We treat cloud spend like any other line item: budgeted, attributed, monitored, and reviewed.

## Budgets

- Monthly cap per environment (`dev`, `staging`, `production`).
- Monthly cap per service (API, dashboard, website, queues, DB, storage, CDN, observability).
- Alert at 70/85/95/100% of cap.

## Attribution

- All cloud resources tagged with `env`, `service`, `owner`, `cost-center`.
- Untagged resources are auto-flagged and reviewed.
- Cost reports per service published monthly.

## Cost discipline

- Right-size DB and Redis quarterly based on real metrics.
- Use spot/preemptible for batch jobs.
- Lifecycle rules on object storage (move cold blobs to infrequent-access).
- Cache aggressively at the CDN; pay once for static.
- Avoid cross-region traffic in hot paths.

## Vendor cost categories

| Category | Example vendors | P1 budget signal |
|---|---|---|
| Compute & containers | AWS EC2/EKS, Cloud Run | tracked |
| Database | RDS / Cloud SQL | tracked |
| Cache & queues | Redis Enterprise / ElastiCache | tracked |
| Object storage & CDN | S3+CloudFront / R2+Cloudflare | tracked |
| Email | SES / Resend / Postmark | small |
| SMS | Twilio / Unifonic | scales with auth |
| Maps | Mapbox / Google | scales with discover |
| Payments | Stripe / Telr / Checkout | scales with GMV |
| AI | OpenAI / Anthropic / Bedrock | scales with planner |
| Observability | Datadog / Grafana stack | flat-ish |
| Error reporting | Sentry | flat-ish |
| Issue tracking, design, comms | Linear, Figma, Slack | flat |

## Showback / chargeback

- Monthly internal report shows cost by service, environment, and feature area.
- Owners review and act; persistent over-budget triggers a review with the CTO.

## FinOps practices

- New resources require a cost estimate in the PR description.
- Big-ticket features (AI itinerary generation, video transcoding, etc.) require an explicit unit-economics analysis.
- A monthly "savings PR" identifies removable resources.
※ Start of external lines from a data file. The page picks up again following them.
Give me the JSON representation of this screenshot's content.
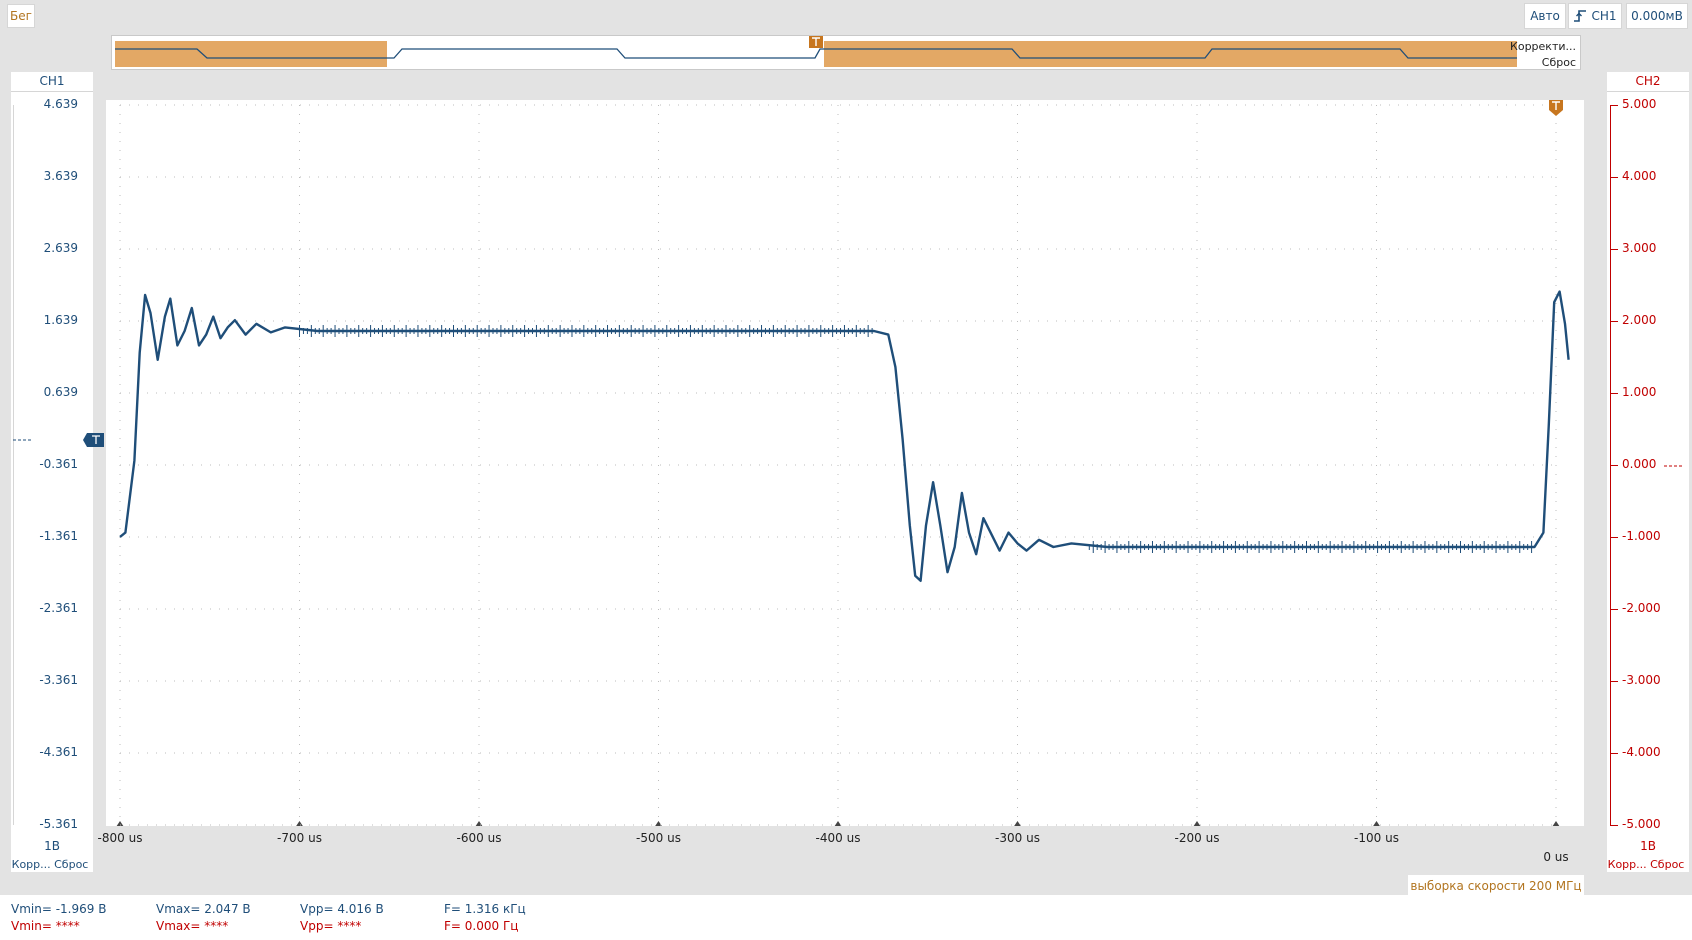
{
  "toolbar": {
    "run_label": "Бег",
    "mode_label": "Авто",
    "trigger_source_label": "CH1",
    "trigger_level_label": "0.000мВ"
  },
  "overview": {
    "correction_label": "Корректи...",
    "reset_label": "Сброс"
  },
  "left_panel": {
    "title": "CH1",
    "scale": "1В",
    "bottom_label": "Корр... Сброс",
    "ticks": [
      "4.639",
      "3.639",
      "2.639",
      "1.639",
      "0.639",
      "-0.361",
      "-1.361",
      "-2.361",
      "-3.361",
      "-4.361",
      "-5.361"
    ]
  },
  "right_panel": {
    "title": "CH2",
    "scale": "1В",
    "bottom_label": "Корр... Сброс",
    "ticks": [
      "5.000",
      "4.000",
      "3.000",
      "2.000",
      "1.000",
      "0.000",
      "-1.000",
      "-2.000",
      "-3.000",
      "-4.000",
      "-5.000"
    ]
  },
  "x_axis": {
    "ticks": [
      "-800 us",
      "-700 us",
      "-600 us",
      "-500 us",
      "-400 us",
      "-300 us",
      "-200 us",
      "-100 us"
    ],
    "zero_label": "0 us"
  },
  "sample_rate_label": "выборка скорости 200 МГц",
  "measurements": {
    "ch1": {
      "vmin": "Vmin= -1.969 В",
      "vmax": "Vmax= 2.047 В",
      "vpp": "Vpp= 4.016 В",
      "freq": "F= 1.316 кГц"
    },
    "ch2": {
      "vmin": "Vmin= ****",
      "vmax": "Vmax= ****",
      "vpp": "Vpp= ****",
      "freq": "F= 0.000 Гц"
    }
  },
  "colors": {
    "ch1": "#1f4e79",
    "ch2": "#c00000",
    "accent": "#b27520",
    "overview_fill": "#e3a865"
  },
  "chart_data": {
    "type": "line",
    "title": "",
    "xlabel": "",
    "ylabel": "",
    "x_unit": "us",
    "xlim": [
      -800,
      0
    ],
    "ylim": [
      -5.361,
      4.639
    ],
    "grid": true,
    "series": [
      {
        "name": "CH1",
        "high_level": 1.5,
        "low_level": -1.5,
        "peak": 2.047,
        "trough": -1.969,
        "points": [
          [
            -800,
            -1.36
          ],
          [
            -797,
            -1.3
          ],
          [
            -792,
            -0.3
          ],
          [
            -789,
            1.2
          ],
          [
            -786,
            2.0
          ],
          [
            -783,
            1.75
          ],
          [
            -779,
            1.1
          ],
          [
            -775,
            1.7
          ],
          [
            -772,
            1.95
          ],
          [
            -768,
            1.3
          ],
          [
            -764,
            1.5
          ],
          [
            -760,
            1.82
          ],
          [
            -756,
            1.3
          ],
          [
            -752,
            1.45
          ],
          [
            -748,
            1.7
          ],
          [
            -744,
            1.4
          ],
          [
            -740,
            1.55
          ],
          [
            -736,
            1.65
          ],
          [
            -730,
            1.45
          ],
          [
            -724,
            1.6
          ],
          [
            -716,
            1.48
          ],
          [
            -708,
            1.55
          ],
          [
            -690,
            1.5
          ],
          [
            -600,
            1.5
          ],
          [
            -500,
            1.5
          ],
          [
            -380,
            1.5
          ],
          [
            -372,
            1.45
          ],
          [
            -368,
            1.0
          ],
          [
            -364,
            0.0
          ],
          [
            -360,
            -1.2
          ],
          [
            -357,
            -1.9
          ],
          [
            -354,
            -1.97
          ],
          [
            -351,
            -1.2
          ],
          [
            -347,
            -0.6
          ],
          [
            -343,
            -1.2
          ],
          [
            -339,
            -1.85
          ],
          [
            -335,
            -1.5
          ],
          [
            -331,
            -0.75
          ],
          [
            -327,
            -1.3
          ],
          [
            -323,
            -1.6
          ],
          [
            -319,
            -1.1
          ],
          [
            -314,
            -1.35
          ],
          [
            -310,
            -1.55
          ],
          [
            -305,
            -1.3
          ],
          [
            -300,
            -1.45
          ],
          [
            -295,
            -1.55
          ],
          [
            -288,
            -1.4
          ],
          [
            -280,
            -1.5
          ],
          [
            -270,
            -1.45
          ],
          [
            -250,
            -1.5
          ],
          [
            -100,
            -1.5
          ],
          [
            -12,
            -1.5
          ],
          [
            -7,
            -1.3
          ],
          [
            -4,
            0.2
          ],
          [
            -1,
            1.9
          ],
          [
            2,
            2.047
          ],
          [
            5,
            1.6
          ],
          [
            7,
            1.1
          ]
        ]
      }
    ]
  }
}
## Unit economics watchpoints

- AI cost per generated trip; target ≤ AED 0.50 average.
- Map tiles per session; cache aggressively.
- SMS per signup; rate-limit OTP retries.
- Push per session; deduplicate.

## Documented assumptions

- We are willing to over-pay slightly for managed services in P1 to keep the team small.
- We will negotiate vendor commitments when usage stabilizes (typically end of P2).
- Engineering time is more expensive than hosting in this phase; we optimize for shipping.